Cislunar space refers to the region of space between Earth and its moon, with translunar space referring to what lies beyond the two celestial bodies.

Up until now, the entirety of the USSF’s operations have been conducted on Earth or in its geostationary range, which is where satellites sit in orbit, but the primer states that this range of interest will begin to increase tenfold as space operations from the U.S. private and public sectors begin. The report is comprehensive and technical, detailing the effects of the celestial bodies’ gravity and orbits as well as sensors used to effectively monitor the region.

The AFRL’s goal with the report was to “educate and inspire”, according to Director of Space Vehicles Directorate Col. Eric Felt. The Space Force and NASA have since entered an agreement of cooperation regarding cislunar technological development, a more recent example being the space monitoring experiment “Cislunar Highway Patrol System”.AFRL Satellite To Track Up To The Moon; Space Force-NASA Tout Cooperation - Breaking Defense Breaking Defense - Defense industry news, analysis and commentary

The report suggests that as space technology continues to develop and the reality of space colonization efforts grow closer, competition between nations will become inevitable. It acts as an attempt to begin to understand the national security risks that will undoubtedly arise as world powers begin to extend their range of influence outside our biosphere. It could be reasoned that whoever can control the space surrounding Earth may be responsible for the security of everyone who lives on it… an idea that surely is not going to be left up to the private sector.

Systems to sustain life on the Moon have been in development for years, and they are beginning to reach the point where proper proof of concepts are being produced. Humans living permanently outside of Earth is close to being reality, and with it poses a question not easily answered: Who will own the Moon, or even space?

The report would suggest that it would be in the United States’ best interest to be ahead of the curve when it comes to cislunar influence, however, not all would share the same belief.
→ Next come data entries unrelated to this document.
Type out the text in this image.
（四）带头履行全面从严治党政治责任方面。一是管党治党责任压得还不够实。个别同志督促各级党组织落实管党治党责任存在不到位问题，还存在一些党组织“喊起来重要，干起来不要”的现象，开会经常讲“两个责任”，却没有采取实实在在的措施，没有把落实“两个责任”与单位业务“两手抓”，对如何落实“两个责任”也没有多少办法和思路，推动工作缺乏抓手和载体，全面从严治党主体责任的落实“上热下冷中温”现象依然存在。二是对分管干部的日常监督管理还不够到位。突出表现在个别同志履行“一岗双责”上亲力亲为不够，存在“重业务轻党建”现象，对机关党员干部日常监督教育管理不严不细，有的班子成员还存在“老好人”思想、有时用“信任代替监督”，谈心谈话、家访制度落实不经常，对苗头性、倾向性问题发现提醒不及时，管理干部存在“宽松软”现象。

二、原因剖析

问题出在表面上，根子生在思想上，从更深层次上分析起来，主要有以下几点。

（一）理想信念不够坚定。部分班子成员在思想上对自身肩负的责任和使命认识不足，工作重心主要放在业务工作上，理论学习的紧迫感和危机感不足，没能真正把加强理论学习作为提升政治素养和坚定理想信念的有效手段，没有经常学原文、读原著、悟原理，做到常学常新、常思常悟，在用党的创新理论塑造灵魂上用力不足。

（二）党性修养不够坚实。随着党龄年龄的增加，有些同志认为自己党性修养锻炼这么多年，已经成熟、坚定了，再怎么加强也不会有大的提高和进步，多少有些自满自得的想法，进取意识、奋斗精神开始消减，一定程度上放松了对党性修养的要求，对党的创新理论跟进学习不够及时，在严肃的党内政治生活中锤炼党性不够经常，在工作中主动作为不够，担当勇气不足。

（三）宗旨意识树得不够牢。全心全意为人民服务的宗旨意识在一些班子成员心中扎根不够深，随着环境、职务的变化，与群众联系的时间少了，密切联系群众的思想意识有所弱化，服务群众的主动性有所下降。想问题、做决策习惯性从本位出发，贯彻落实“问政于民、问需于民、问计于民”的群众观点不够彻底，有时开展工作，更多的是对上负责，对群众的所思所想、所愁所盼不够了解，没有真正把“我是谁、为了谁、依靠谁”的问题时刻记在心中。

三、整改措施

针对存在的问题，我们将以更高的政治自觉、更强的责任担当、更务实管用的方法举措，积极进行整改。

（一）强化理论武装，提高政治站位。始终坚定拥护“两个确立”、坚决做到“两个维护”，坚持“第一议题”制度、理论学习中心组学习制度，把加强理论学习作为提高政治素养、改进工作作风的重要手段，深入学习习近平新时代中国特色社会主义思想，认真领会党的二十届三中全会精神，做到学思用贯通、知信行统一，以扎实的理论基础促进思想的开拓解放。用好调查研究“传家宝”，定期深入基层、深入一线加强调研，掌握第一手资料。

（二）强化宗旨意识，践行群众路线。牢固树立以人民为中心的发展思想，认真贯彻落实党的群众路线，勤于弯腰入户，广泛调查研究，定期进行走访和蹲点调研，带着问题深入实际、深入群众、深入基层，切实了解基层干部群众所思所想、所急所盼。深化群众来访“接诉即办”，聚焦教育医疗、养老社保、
The Space Force has been an object of criticism since its recent inception, with American progressives in particular having a disdain for the program, and even writing letters to current president Joe Biden to target the USSF specifically with military budget cuts. It is often criticized as a tool to militarize space, with any country doing so undoubtedly posing serious threats to the national security of everyone on Earth, suggesting instead to treat the final frontier as a space to test human cooperation rather than might.

While progressives have said that President Trump’s Space Force is a silly idea, it is likely that it will be instrumental to the future national security of any nation that should develop one.

However, since we haven’t even reached the point where we can begin to colonize off-world yet, perhaps a better aim would be to focus on working together to get there before we start trying to figure out how to use space as a battleground.